By depositing the borrowed money, Standridge was able to bring the balance in his personal account at Chambers Bank into the black. The account “at the time had a negative balance of approximately $1.3 million,” according to the indictment.

When Jan. 15 rolled around, Standridge repaid both Baldwin and Cooper with interest, although prosecutors say SSI had no agreement to purchase the Bailey agency and no loan lined up with Regions Bank. Cooper died the next month in a plane crash, along with his two teenaged daughters and another Hot Springs dentist, Martin Draper.

On Jan. 25, 10 days after paying him back, Standridge allegedly asked Baldwin to lend him another $400,000 in a hurry so that he could buy an insurance agency in east Texas. After Baldwin approached Steve Trusty, CEO of Simmons First, about another loan, Standridge himself called on Trusty and then sent him documents indicating that Regions had committed to lending him $3 million to buy State First National Insurance Agency of Mount Pleasant, Texas, with the loan to close on March 5.

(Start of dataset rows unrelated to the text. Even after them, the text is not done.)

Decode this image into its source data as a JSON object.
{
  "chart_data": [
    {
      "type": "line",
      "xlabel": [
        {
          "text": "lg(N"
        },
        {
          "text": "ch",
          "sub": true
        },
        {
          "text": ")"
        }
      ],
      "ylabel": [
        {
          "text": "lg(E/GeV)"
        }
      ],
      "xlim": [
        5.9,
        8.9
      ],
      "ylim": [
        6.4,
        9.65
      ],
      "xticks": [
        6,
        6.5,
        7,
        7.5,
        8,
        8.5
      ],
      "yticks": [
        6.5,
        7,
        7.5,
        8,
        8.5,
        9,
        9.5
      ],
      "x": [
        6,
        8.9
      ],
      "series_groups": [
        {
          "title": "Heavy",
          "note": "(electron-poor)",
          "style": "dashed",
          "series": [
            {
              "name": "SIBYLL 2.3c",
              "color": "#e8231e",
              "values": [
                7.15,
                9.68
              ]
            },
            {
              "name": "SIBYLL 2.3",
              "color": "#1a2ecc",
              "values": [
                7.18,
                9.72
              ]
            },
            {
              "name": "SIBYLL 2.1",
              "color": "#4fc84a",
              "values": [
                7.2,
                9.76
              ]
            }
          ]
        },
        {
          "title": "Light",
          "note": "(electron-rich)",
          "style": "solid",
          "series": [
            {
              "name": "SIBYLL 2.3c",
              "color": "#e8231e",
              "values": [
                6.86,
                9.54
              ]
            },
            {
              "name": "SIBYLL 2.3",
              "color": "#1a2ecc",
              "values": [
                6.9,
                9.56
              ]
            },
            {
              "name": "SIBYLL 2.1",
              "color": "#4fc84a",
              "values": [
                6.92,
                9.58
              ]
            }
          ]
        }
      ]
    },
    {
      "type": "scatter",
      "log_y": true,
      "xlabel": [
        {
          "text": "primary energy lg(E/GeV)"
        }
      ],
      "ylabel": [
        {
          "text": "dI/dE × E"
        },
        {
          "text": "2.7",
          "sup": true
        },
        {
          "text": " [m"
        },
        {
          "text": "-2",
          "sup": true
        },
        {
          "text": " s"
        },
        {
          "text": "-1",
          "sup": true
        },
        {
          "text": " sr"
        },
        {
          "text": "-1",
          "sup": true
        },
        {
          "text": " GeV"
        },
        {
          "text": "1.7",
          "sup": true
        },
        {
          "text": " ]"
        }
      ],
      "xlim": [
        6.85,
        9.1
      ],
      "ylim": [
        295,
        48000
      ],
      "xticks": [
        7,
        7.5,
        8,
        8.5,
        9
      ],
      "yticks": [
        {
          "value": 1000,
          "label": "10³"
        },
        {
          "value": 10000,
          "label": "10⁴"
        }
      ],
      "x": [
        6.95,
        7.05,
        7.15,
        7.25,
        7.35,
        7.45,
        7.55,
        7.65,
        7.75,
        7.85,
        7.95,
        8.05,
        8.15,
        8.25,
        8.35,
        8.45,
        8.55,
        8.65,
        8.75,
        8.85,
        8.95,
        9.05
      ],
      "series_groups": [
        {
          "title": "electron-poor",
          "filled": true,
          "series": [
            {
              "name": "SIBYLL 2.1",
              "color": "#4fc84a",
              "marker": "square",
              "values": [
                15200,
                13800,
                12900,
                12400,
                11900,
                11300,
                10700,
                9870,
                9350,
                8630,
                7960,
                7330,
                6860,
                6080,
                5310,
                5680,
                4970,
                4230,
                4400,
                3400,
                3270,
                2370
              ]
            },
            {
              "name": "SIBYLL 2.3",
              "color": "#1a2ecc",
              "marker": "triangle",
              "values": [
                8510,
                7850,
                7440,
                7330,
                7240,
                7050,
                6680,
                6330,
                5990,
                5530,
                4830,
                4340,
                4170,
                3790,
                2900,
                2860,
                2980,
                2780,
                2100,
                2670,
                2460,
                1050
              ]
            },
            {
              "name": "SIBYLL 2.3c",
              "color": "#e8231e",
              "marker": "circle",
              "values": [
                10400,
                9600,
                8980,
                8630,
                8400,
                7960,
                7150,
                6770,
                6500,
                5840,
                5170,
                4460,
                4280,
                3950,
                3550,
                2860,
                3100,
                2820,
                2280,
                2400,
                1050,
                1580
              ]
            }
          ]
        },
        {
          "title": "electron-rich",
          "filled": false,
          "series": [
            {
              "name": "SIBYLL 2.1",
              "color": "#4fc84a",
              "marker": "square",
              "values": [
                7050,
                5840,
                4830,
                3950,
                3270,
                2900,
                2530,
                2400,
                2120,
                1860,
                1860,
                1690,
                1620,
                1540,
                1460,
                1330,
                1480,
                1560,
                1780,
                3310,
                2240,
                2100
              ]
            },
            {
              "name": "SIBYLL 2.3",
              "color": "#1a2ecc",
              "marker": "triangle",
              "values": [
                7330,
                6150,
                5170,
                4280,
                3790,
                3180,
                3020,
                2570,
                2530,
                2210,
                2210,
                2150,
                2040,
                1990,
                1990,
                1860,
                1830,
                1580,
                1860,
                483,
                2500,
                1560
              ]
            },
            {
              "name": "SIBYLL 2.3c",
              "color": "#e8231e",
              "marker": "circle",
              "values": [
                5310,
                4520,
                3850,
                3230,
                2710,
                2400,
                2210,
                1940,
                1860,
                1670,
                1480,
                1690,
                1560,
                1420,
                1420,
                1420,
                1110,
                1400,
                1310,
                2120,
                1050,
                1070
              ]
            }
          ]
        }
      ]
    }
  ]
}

But when Trusty contacted the Harrison city president of Regions Bank, Scott Tennyson “told Trusty that the commitment letter was false and fraudulent and that Regions Bank had no commitment to loan money to SSI to buy State First,” according to the indictment. On Jan. 27, Trusty formally denied the loan.

And, Trusty told Arkansas Business last week, Simmons First Bank notified the Arkansas State Bank Department of the fraudulent documentation.

The federal government says there was never any deal to buy the Texas agency; in fact, federal prosecutors determined that the agency “had never conducted business or earned any income” and the signatures of the sellers were forged.

Gigerich Loan

While the second loan from Baldwin didn’t materialize, Standridge allegedly used the same fictitious agency purchases to borrow $2.7 million from another Hot Springs friend, Don Gigerich, president of Gigerich Electrical Inc.

On Jan. 16, 2010, the day after he repaid Baldwin and Cooper, Standridge asked Gigerich to lend him $2 million of the $5 million he said SSI needed for a hurry-up purchase of the Bailey agency in Mountain Home. He allegedly told Gigerich that Regions would refinance the loan in early March, and he offered Gigerich $100,000 in interest — a 5 percent return — for the use of the money for about 45 days.